The Power to Heal

In the world of highly advanced technology, sometimes the very basics can be the most beneficial. As much as traditional methods of treatment promote healing and recovery, integrative or complementary methods have been making their way into conventional approaches of patient care.
As a way to integrate complementary therapies into nursing practice at BWH, Patricia Reilly, RN, MSN, program manager for Integrative Care, was hired in 2002. During her nearly 35 years in nursing, including leadership roles in perioperative and critical care nursing at Boston teaching hospitals, Reilly began to clearly see the nurse's role as a healer. She now educates BWH nurses on ways to utilize the tools and modalities to help patients the recovery process and in managing their pain and illness.
“Florence Nightingale wrote that 'the nurse becomes the healing environment for the patient.' We must all understand that who we are and what we are thinking as we care for our patients affects them tremendously. We can visualize our patients as healed and healthy so that they know, believe and feel that it is possible,” said Reilly.
In addition to participating and consulting on patient cases, Reilly teaches a full portfolio of complementary therapies to nursing staff, including Therapeutic Touch and Reiki, meditation, Guided Imagery and others. She is also a member of the Harvard Medical School Integrative Care Group at BWH, composed of both Eastern and Western physicians and practitioners, currently using a NIH grant to study lower back pain. Harvard, BWH and a growing number of academic and health care organizations are recognizing and supporting the benefits of integrative therapies and training clinicians to carry out these compassionate methods.

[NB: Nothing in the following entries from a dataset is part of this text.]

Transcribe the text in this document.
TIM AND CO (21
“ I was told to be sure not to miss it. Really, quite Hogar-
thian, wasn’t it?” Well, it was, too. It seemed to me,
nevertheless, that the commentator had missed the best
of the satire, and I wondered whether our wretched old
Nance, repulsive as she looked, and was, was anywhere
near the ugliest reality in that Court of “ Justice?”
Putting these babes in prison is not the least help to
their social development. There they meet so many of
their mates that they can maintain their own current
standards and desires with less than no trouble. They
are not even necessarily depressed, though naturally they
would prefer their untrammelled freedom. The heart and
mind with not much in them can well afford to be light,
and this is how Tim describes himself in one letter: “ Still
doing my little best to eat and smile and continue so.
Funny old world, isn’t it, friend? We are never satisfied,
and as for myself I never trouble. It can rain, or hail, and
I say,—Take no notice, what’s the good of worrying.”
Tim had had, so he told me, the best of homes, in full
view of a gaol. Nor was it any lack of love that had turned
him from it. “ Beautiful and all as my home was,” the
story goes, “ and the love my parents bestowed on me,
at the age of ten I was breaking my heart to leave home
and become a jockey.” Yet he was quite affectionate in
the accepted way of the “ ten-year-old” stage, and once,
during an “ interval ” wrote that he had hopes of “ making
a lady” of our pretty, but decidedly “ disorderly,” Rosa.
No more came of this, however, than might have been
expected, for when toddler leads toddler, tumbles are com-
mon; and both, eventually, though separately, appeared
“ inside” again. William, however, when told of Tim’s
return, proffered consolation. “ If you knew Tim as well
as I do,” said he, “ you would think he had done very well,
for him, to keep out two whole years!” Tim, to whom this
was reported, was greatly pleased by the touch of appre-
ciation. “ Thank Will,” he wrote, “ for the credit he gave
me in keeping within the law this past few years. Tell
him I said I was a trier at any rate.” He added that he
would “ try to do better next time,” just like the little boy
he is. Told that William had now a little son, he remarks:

The collection of methods taught by Reilly and others helps caregivers and patients focus their energy. “Meditation for instance is about quieting the mind and focusing one's attention on the breath. Quieting the mind is the first step in managing your energy for your own individual health and for the practice of complementary healing interventions,” said Reilly, who first became interested in complementary and integrative therapies while going through a particularly stressful point in her career.
Years after enrolling and completing a stress management course offered by
Jon Kabot-Zinn at UMass Boston, she began to educate others. Part of her work in this field involved practicing meditation with pediatric patients at the Children's Floating Hospital of New England Medical Center (NEMC). In the early 1990s she began learning other healing/energy techniques and was gratified by the positive results she experienced with coworkers, patients and herself.
Now at BWH, Reilly has led research on stress reducing methods with nurses and has found that such methods bring about favored results for the nurses as caregivers and, in turn, their patients.
Reilly's expertise is also being sought by hospital leadership. She is serving on one of the six planning committees to assist with the design of the Carl J. and Ruth Shapiro Cardiovascular Center slated to open at 70 Francis St. in 2008. BWH's goal is to design the new building in a way that best promotes healing.
“We as nurses must realize our critical role in healing. What we think, we create. By visualizing the ill or recovering patient as a strong, healthy individual, we further contribute to his or her healing,” said Reilly.